Ethical and Legal Implications
The scale of the Iran campaign is creating a real-world test case for the legal and ethical frameworks governing AI in warfare. The laws of armed conflict require distinction between military targets and civilian objects, proportionality between military advantage and civilian harm, and precautionary measures to minimize civilian casualties. Whether AI-assisted targeting at this tempo and scale can satisfy these requirements, particularly when the conflict produces more than 1,200 deaths in less than two weeks including hundreds of children, is a question that will likely be addressed in international legal proceedings for years to come. (Source: Al Jazeera; UNICEF)
For the AI industry, the Iran war provides uncomfortable evidence that military applications of their technology raise consequences far beyond the commercial realm. Anthropic’s ongoing refusal to provide its models to the Pentagon stands in sharper relief as the human costs of AI-enabled military operations become visible in real time. The war is demonstrating not the theoretical risks of AI in warfare that ethicists have debated for years, but the actual consequences when systems designed to process information at superhuman speed are deployed in the chaos and moral complexity of armed conflict.
Specific incidents including the Minab school strike that killed 171 children raise concrete questions about whether targeting processes, whether AI-assisted or human-directed, are adequate to prevent catastrophic civilian harm. The ICRC has called for all parties to respect international humanitarian law, while human rights organizations have called for independent investigations.
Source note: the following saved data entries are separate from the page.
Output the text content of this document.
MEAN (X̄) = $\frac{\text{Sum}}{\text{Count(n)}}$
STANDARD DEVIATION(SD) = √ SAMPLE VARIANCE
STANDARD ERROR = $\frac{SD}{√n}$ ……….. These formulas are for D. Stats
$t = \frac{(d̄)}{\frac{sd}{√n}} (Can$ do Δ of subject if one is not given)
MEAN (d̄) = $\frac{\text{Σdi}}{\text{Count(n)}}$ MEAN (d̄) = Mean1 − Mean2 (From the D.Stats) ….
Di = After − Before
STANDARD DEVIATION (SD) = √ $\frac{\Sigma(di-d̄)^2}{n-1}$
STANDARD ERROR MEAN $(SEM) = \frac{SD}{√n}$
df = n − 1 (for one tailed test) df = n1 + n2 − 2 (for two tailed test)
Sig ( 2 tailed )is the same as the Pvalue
The scale of strikes creates a statistical near-certainty of civilian casualties regardless of methodology. (Source: Al Jazeera; UNICEF)
Anthropic’s refusal to provide Claude AI models to the Pentagon gains credibility with each civilian harm incident. OpenAI reversed its military policy in 2024 and signed defense contracts. The divergence illustrates the fundamental tension between commercial opportunity and ethical responsibility. The Iran war is demonstrating not the theoretical risks of AI in warfare but the actual consequences when systems designed for superhuman processing speed are deployed in the chaos of armed conflict. (Source: MIT Technology Review; Newcomer)
The legal frameworks governing AI in warfare are struggling to keep pace with the technology’s deployment. The laws of armed conflict require distinction, proportionality, and precaution, principles designed for human decision-makers operating at human speed. When AI systems enable targeting decisions at a pace that exceeds meaningful human review, the legal requirements may be formally satisfied through automated checklists while the substantive protections they were designed to provide are effectively hollowed out. International legal proceedings examining AI-assisted targeting decisions from the Iran conflict are likely to occupy courts and tribunals for years, potentially establishing precedents that shape the future of warfare.